= Master of Veterinary Science =

The Master of Veterinary Science (MVSC or MVSc) is a master's degree awarded for studies in the field of veterinary science. It can be awarded for research, a taught degree, or both.

== Eligibility ==
Bachelor of Veterinary Science or equivalent degree. Applicants should have qualifications allowing them to practice as a veterinarian.

== Coursework ==
The MVSc generally takes two years to complete with specialization in different areas of animal sciences including anatomy, physiology, biochemistry, animal nutrition, livestock production and management, livestock products technology, microbiology, virology, and animal breeding and genetics, veterinary medicine, veterinary surgery, gynaecology and obstetrics.
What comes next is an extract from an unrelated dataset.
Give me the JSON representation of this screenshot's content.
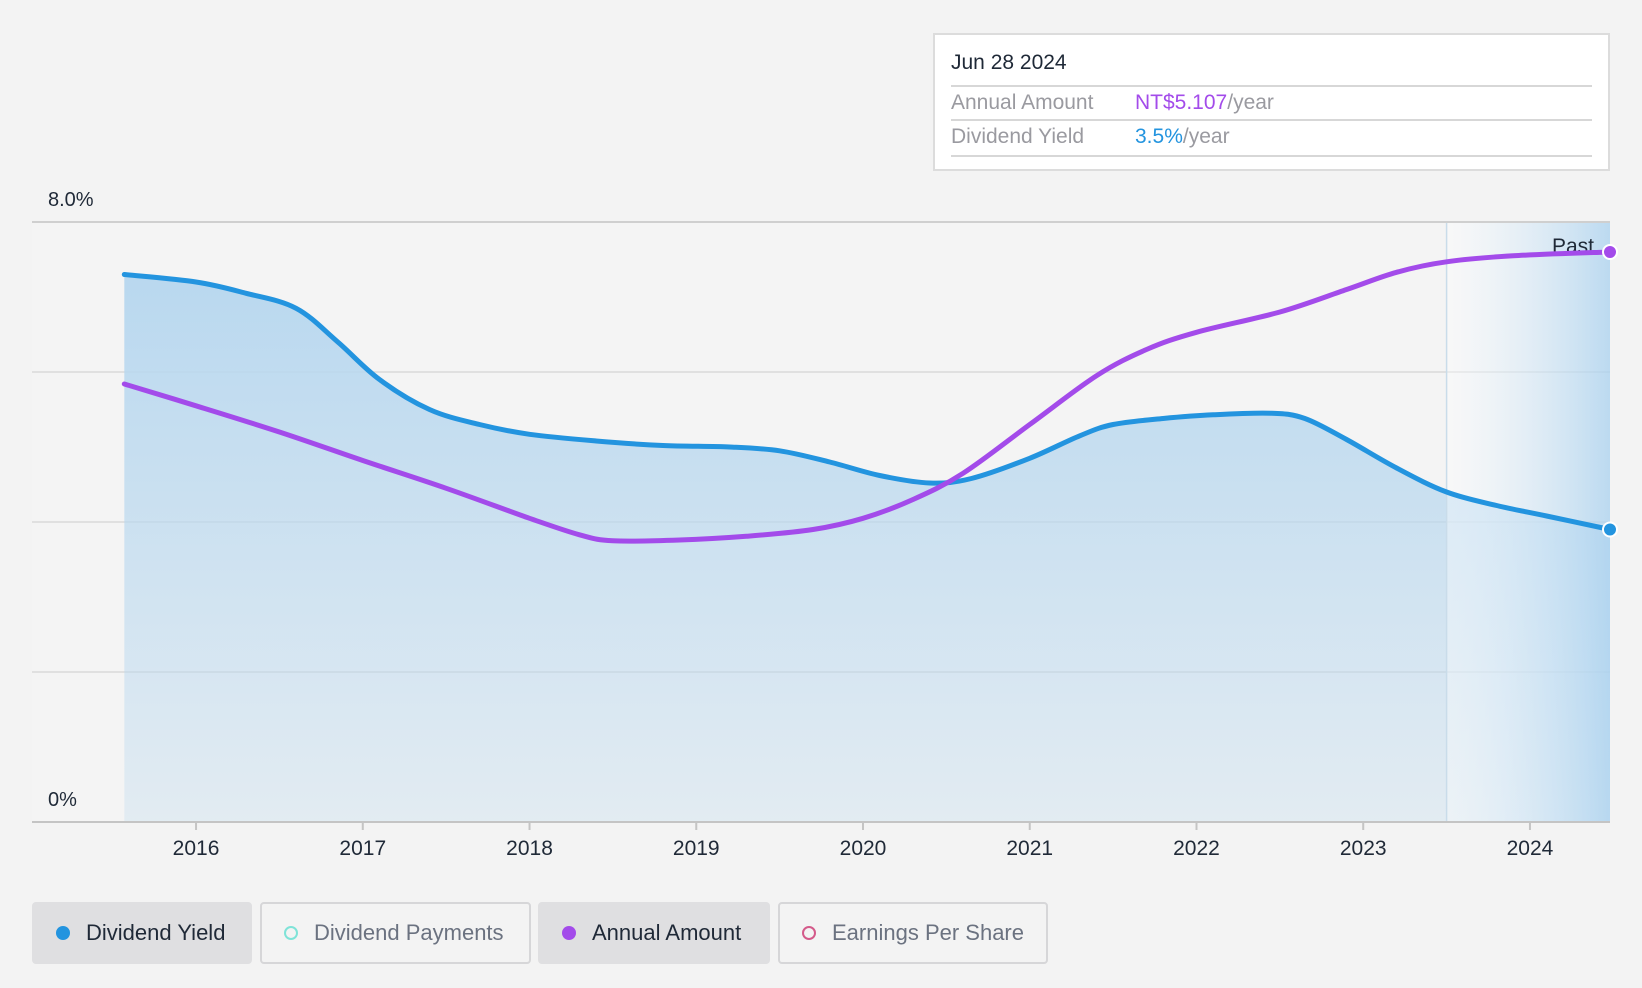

Masters programmes in the field of pathology and parasitology are offered by some colleges and universities. The degree work may include internships or other practice requirements.

== Outlook ==
It is reported that the veterinary field in general is becoming more female, and the number of women entering in Veterinary Medicine in Trakia University is at 66%. The degree is in great demand due to an increasing need for animal experts to ensure economic demands and to tackle zoonoses. MVSc postgraduates have great demand in government veterinary services (As Livestock Development Officer or Veterinary Assistant surgeon or Veterinary Officer) as well as in research, private practice and the development sector.

The degree also defines eligibility for research as senior research fellows and lectureship.